Dörtyüz kişi yazardı vaazını muntazaman.
Birbirinin sırtında yazarlardı çok zaman.
Kalbi katı bir kimse, görseydi onu şayet,
Kaplardı kendisini, büyük korku ve haşyet.
Herkes dikkat kesilip, dinlerdi sohbetini.

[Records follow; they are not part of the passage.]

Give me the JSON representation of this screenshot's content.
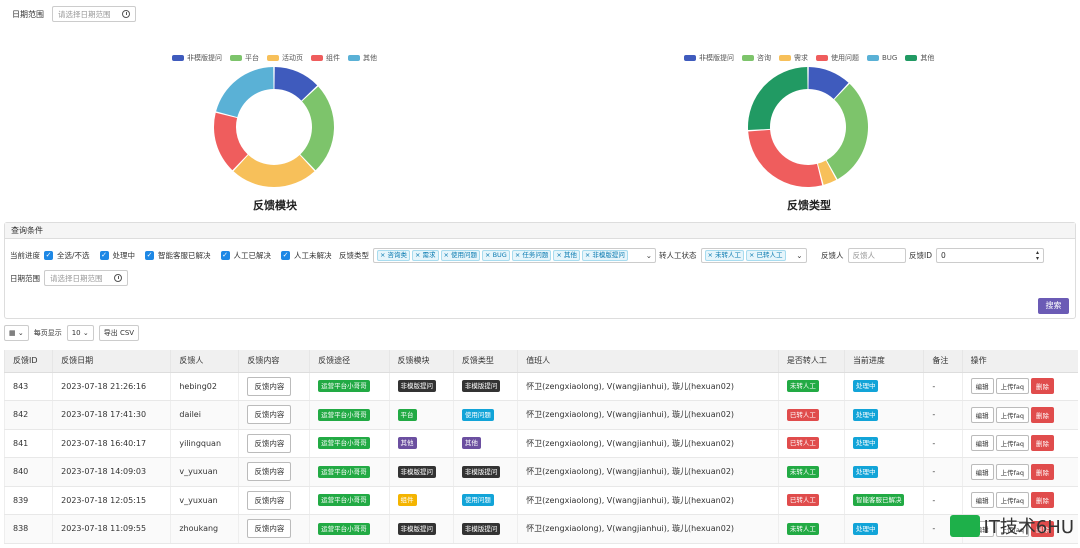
{
  "top_filter": {
    "label": "日期范围",
    "placeholder": "请选择日期范围"
  },
  "chart_data": [
    {
      "type": "pie",
      "title": "反馈模块",
      "categories": [
        "非模版提问",
        "平台",
        "活动页",
        "组件",
        "其他"
      ],
      "values": [
        13,
        25,
        24,
        17,
        21
      ],
      "colors": [
        "#3f5bbd",
        "#7dc46b",
        "#f7c05a",
        "#ef5d5d",
        "#5ab1d6"
      ]
    },
    {
      "type": "pie",
      "title": "反馈类型",
      "categories": [
        "非模版提问",
        "咨询",
        "需求",
        "使用问题",
        "BUG",
        "其他"
      ],
      "values": [
        12,
        30,
        4,
        28,
        0,
        26
      ],
      "colors": [
        "#3f5bbd",
        "#7dc46b",
        "#f7c05a",
        "#ef5d5d",
        "#5ab1d6",
        "#219a63"
      ]
    }
  ],
  "query": {
    "panel_title": "查询条件",
    "progress_label": "当前进度",
    "checks": [
      "全选/不选",
      "处理中",
      "智能客服已解决",
      "人工已解决",
      "人工未解决"
    ],
    "type_label": "反馈类型",
    "type_chips": [
      "咨询类",
      "需求",
      "使用问题",
      "BUG",
      "任务问题",
      "其他",
      "非模版提问"
    ],
    "manual_label": "转人工状态",
    "manual_chips": [
      "未转人工",
      "已转人工"
    ],
    "person_label": "反馈人",
    "person_placeholder": "反馈人",
    "id_label": "反馈ID",
    "id_value": "0",
    "date_label": "日期范围",
    "date_placeholder": "请选择日期范围",
    "search_btn": "搜索"
  },
  "toolbar": {
    "per_page_label": "每页显示",
    "per_page": "10",
    "export": "导出 CSV"
  },
  "table": {
    "headers": [
      "反馈ID",
      "反馈日期",
      "反馈人",
      "反馈内容",
      "反馈途径",
      "反馈模块",
      "反馈类型",
      "值班人",
      "是否转人工",
      "当前进度",
      "备注",
      "操作"
    ],
    "content_btn": "反馈内容",
    "edit": "编辑",
    "upload": "上传faq",
    "delete": "删除",
    "rows": [
      {
        "id": "843",
        "date": "2023-07-18 21:26:16",
        "user": "hebing02",
        "channel": "运营平台小哥哥",
        "module": "非模版提问",
        "mcls": "dk",
        "type": "非模版提问",
        "tcls": "dk",
        "duty": "怀卫(zengxiaolong), V(wangjianhui), 璇儿(hexuan02)",
        "manual": "未转人工",
        "mncls": "g",
        "progress": "处理中",
        "pcls": "cy",
        "note": "-"
      },
      {
        "id": "842",
        "date": "2023-07-18 17:41:30",
        "user": "dailei",
        "channel": "运营平台小哥哥",
        "module": "平台",
        "mcls": "g",
        "type": "使用问题",
        "tcls": "cy",
        "duty": "怀卫(zengxiaolong), V(wangjianhui), 璇儿(hexuan02)",
        "manual": "已转人工",
        "mncls": "rd",
        "progress": "处理中",
        "pcls": "cy",
        "note": "-"
      },
      {
        "id": "841",
        "date": "2023-07-18 16:40:17",
        "user": "yilingquan",
        "channel": "运营平台小哥哥",
        "module": "其他",
        "mcls": "pu",
        "type": "其他",
        "tcls": "pu",
        "duty": "怀卫(zengxiaolong), V(wangjianhui), 璇儿(hexuan02)",
        "manual": "已转人工",
        "mncls": "rd",
        "progress": "处理中",
        "pcls": "cy",
        "note": "-"
      },
      {
        "id": "840",
        "date": "2023-07-18 14:09:03",
        "user": "v_yuxuan",
        "channel": "运营平台小哥哥",
        "module": "非模版提问",
        "mcls": "dk",
        "type": "非模版提问",
        "tcls": "dk",
        "duty": "怀卫(zengxiaolong), V(wangjianhui), 璇儿(hexuan02)",
        "manual": "未转人工",
        "mncls": "g",
        "progress": "处理中",
        "pcls": "cy",
        "note": "-"
      },
      {
        "id": "839",
        "date": "2023-07-18 12:05:15",
        "user": "v_yuxuan",
        "channel": "运营平台小哥哥",
        "module": "组件",
        "mcls": "yl",
        "type": "使用问题",
        "tcls": "cy",
        "duty": "怀卫(zengxiaolong), V(wangjianhui), 璇儿(hexuan02)",
        "manual": "已转人工",
        "mncls": "rd",
        "progress": "智能客服已解决",
        "pcls": "g",
        "note": "-"
      },
      {
        "id": "838",
        "date": "2023-07-18 11:09:55",
        "user": "zhoukang",
        "channel": "运营平台小哥哥",
        "module": "非模版提问",
        "mcls": "dk",
        "type": "非模版提问",
        "tcls": "dk",
        "duty": "怀卫(zengxiaolong), V(wangjianhui), 璇儿(hexuan02)",
        "manual": "未转人工",
        "mncls": "g",
        "progress": "处理中",
        "pcls": "cy",
        "note": "-"
      }
    ]
  },
  "watermark": "IT技术6HU"
}
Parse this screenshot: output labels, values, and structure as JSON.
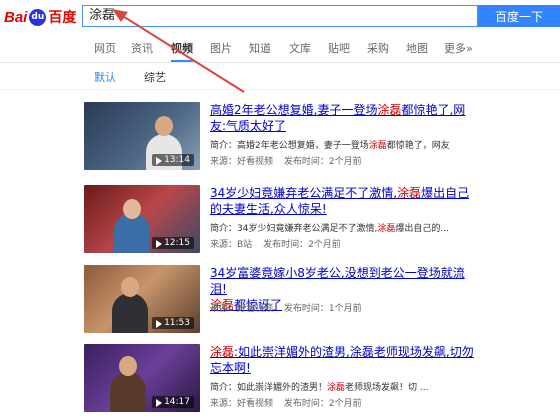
{
  "logo": {
    "latin": "Bai",
    "paw": "du",
    "cn": "百度"
  },
  "search": {
    "query": "涂磊",
    "button_label": "百度一下"
  },
  "tabs": [
    "网页",
    "资讯",
    "视频",
    "图片",
    "知道",
    "文库",
    "贴吧",
    "采购",
    "地图",
    "更多»"
  ],
  "active_tab_index": 2,
  "filters": [
    "默认",
    "综艺"
  ],
  "results": [
    {
      "title_before": "高婚2年老公想复婚,妻子一登场",
      "title_hl": "涂磊",
      "title_after": "都惊艳了,网友:气质太好了",
      "snippet_before": "简介：高婚2年老公想复婚，妻子一登场",
      "snippet_hl": "涂磊",
      "snippet_after": "都惊艳了，网友",
      "source": "来源：好看视频",
      "time": "发布时间：2个月前",
      "duration": "13:14"
    },
    {
      "title_before": "34岁少妇竟嫌弃老公满足不了激情,",
      "title_hl": "涂磊",
      "title_after": "爆出自己的夫妻生活,众人惊呆!",
      "snippet_before": "简介：34岁少妇竟嫌弃老公满足不了激情,",
      "snippet_hl": "涂磊",
      "snippet_after": "爆出自己的...",
      "source": "来源：B站",
      "time": "发布时间：2个月前",
      "duration": "12:15"
    },
    {
      "title_before": "34岁富婆竟嫁小8岁老公,没想到老公一登场就流泪!",
      "title_hl": "涂磊",
      "title_after": "都惊讶了",
      "snippet_before": "",
      "snippet_hl": "",
      "snippet_after": "",
      "source": "来源：好看视频",
      "time": "发布时间：1个月前",
      "duration": "11:53"
    },
    {
      "title_before": "",
      "title_hl": "涂磊",
      "title_after": ":如此崇洋媚外的渣男,涂磊老师现场发飙,切勿忘本啊!",
      "snippet_before": "简介：如此崇洋媚外的渣男！",
      "snippet_hl": "涂磊",
      "snippet_after": "老师现场发飙！切 ...",
      "source": "来源：好看视频",
      "time": "发布时间：2个月前",
      "duration": "14:17"
    }
  ],
  "colors": {
    "accent": "#3385ff",
    "link": "#0000cc",
    "highlight": "#cc0000",
    "arrow": "#d9463c"
  }
}
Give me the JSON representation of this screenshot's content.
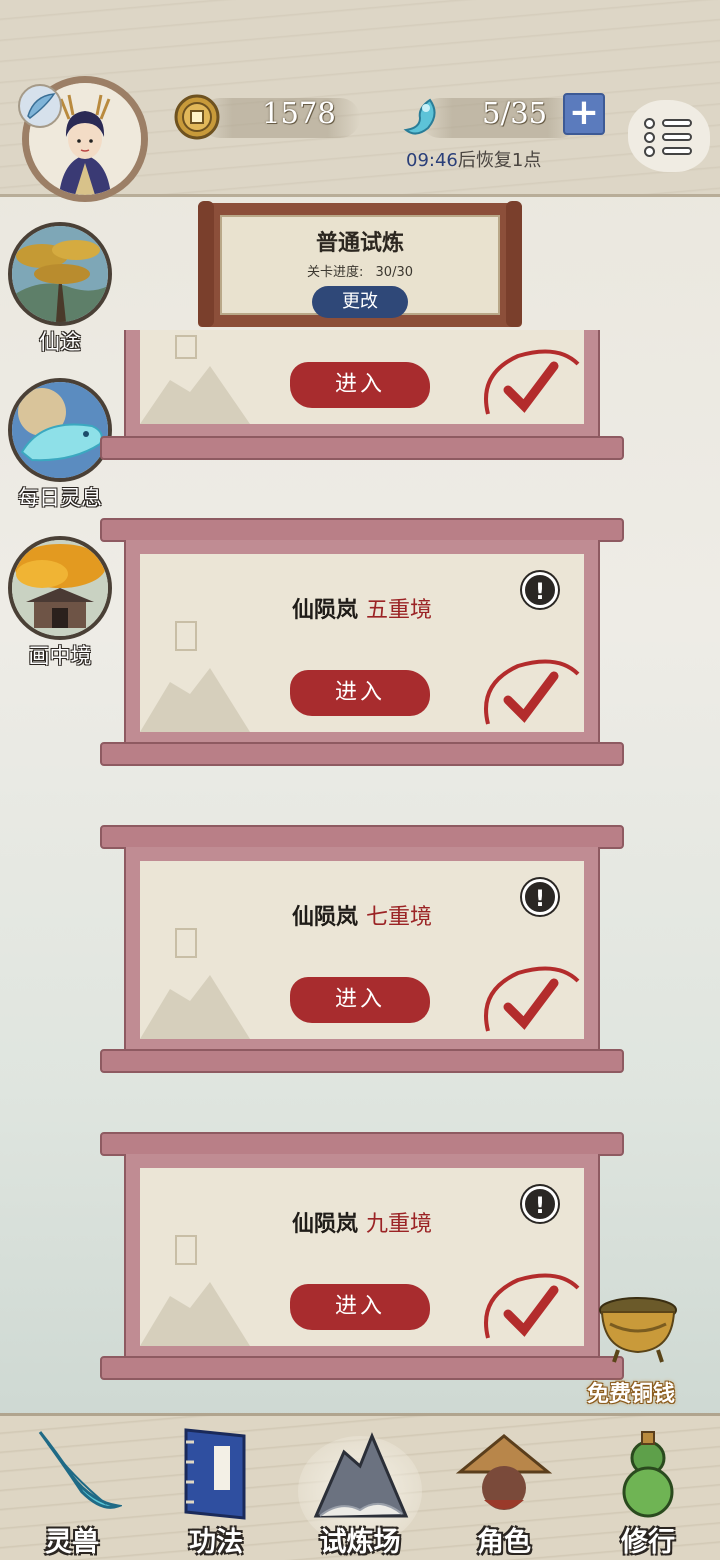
{
  "topbar": {
    "coins": "1578",
    "energy": "5/35",
    "recover_time": "09:46",
    "recover_suffix": "后恢复1点",
    "plus_symbol": "+"
  },
  "header": {
    "title": "普通试炼",
    "progress_label": "关卡进度:",
    "progress_value": "30/30",
    "change_label": "更改"
  },
  "side": {
    "xiantu": "仙途",
    "daily": "每日灵息",
    "painting": "画中境"
  },
  "stages": [
    {
      "name": "",
      "level": "",
      "enter": "进入"
    },
    {
      "name": "仙陨岚",
      "level": "五重境",
      "enter": "进入",
      "info": "!"
    },
    {
      "name": "仙陨岚",
      "level": "七重境",
      "enter": "进入",
      "info": "!"
    },
    {
      "name": "仙陨岚",
      "level": "九重境",
      "enter": "进入",
      "info": "!"
    }
  ],
  "free_coin": "免费铜钱",
  "nav": {
    "beast": "灵兽",
    "skills": "功法",
    "trial": "试炼场",
    "character": "角色",
    "cultivate": "修行"
  },
  "colors": {
    "enter_red": "#a82c2e",
    "level_red": "#9b2325",
    "change_blue": "#2f4878",
    "card_frame": "#c08c93"
  }
}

Uzakta olanlar da, işitirdi sesini.
Mübarek cemalini görseydi biri, elhak,
Allahü teâlâyı hatırlardı muhakkak.
O, camiye giderken, halk yollara dökülüp,
Şereflenmek isterdi, yüzünü bir kez görüp.
Altıyüz talebesi vardı ki ders verdiği,
Hepsiyle, ayrı ayrı bizzat ilgilenirdi.
Şahsi suallerini cevaplandırır iken,
Gayet sabırlı olup, hiç kızmazdı katiyen.
Bu halini görenler, diyorlardı ki hatta:
(Ondan daha lütufkâr kimse olmaz hayatta.)
Gurbete gönderseydi tek bir talebesini,
Sık sık haber sorarak, kesmezdi ilgisini.
Kabahat etselerdi, affederdi o saat.
Çok köle satın alıp, ederdi hemen azat.
Her gün, binlerce kişi, yer idi o dergahta.
Hizmetçi, her gün çıkıp, bağırırdı ki hatta:
(Yok mu yemek isteyen, açlığından muzdarip?
Gecelemek isteyen yok mudur yolcu, garip?)
Evi için, çarşıya, kendisi çıkıp yine,
Elinde taşıyarak, getirirdi evine.
Hızır aleyhisselam, ziyaretine gelip,
Büyük lezzet alırdı, sohbetini dinleyip.
Hatta melekler bile, gökten yere inerek,
Onlar da zevk alırdı, vaazını dinleyerek.
Abdülkadir Geylani, ilk vaazı yaptığında,
Dinleyen, bir kaç kişi bulunmuştu yanında.
Sonraları, öyle çok oldu ki kalabalık,
Cemaat, o mescide sığamaz oldu artık.
O zaman da, Bağdat'ın en büyük camiine,
Gitti, fakat o yer de, dar geldi halka yine.
Bu sefer, bir meydanda yaptılar ona makam.
O, kürsüye çıkarak, vaazına etti devam.
İnsanlar, gece bile, elde kandilleriyle,
Toplanıp dinlerlerdi, onu can kulağıyle.
Ve lakin günden güne çoğalınca gelenler,
Dar geldi o meydan da cemaate bu sefer.
Bu defa da, büyük bir tepenin üzerine,
Büyük vaaz kürsüsü kurdular ona yine.
İnsanlar, akın akın oraya toplanarak,
Dinlerlerdi vaazını, büyük bir zevk alarak.
Atların üzerinde, onbinlerce Müslüman,
Onu, aşk ve şevk ile dinlerlerdi çok zaman.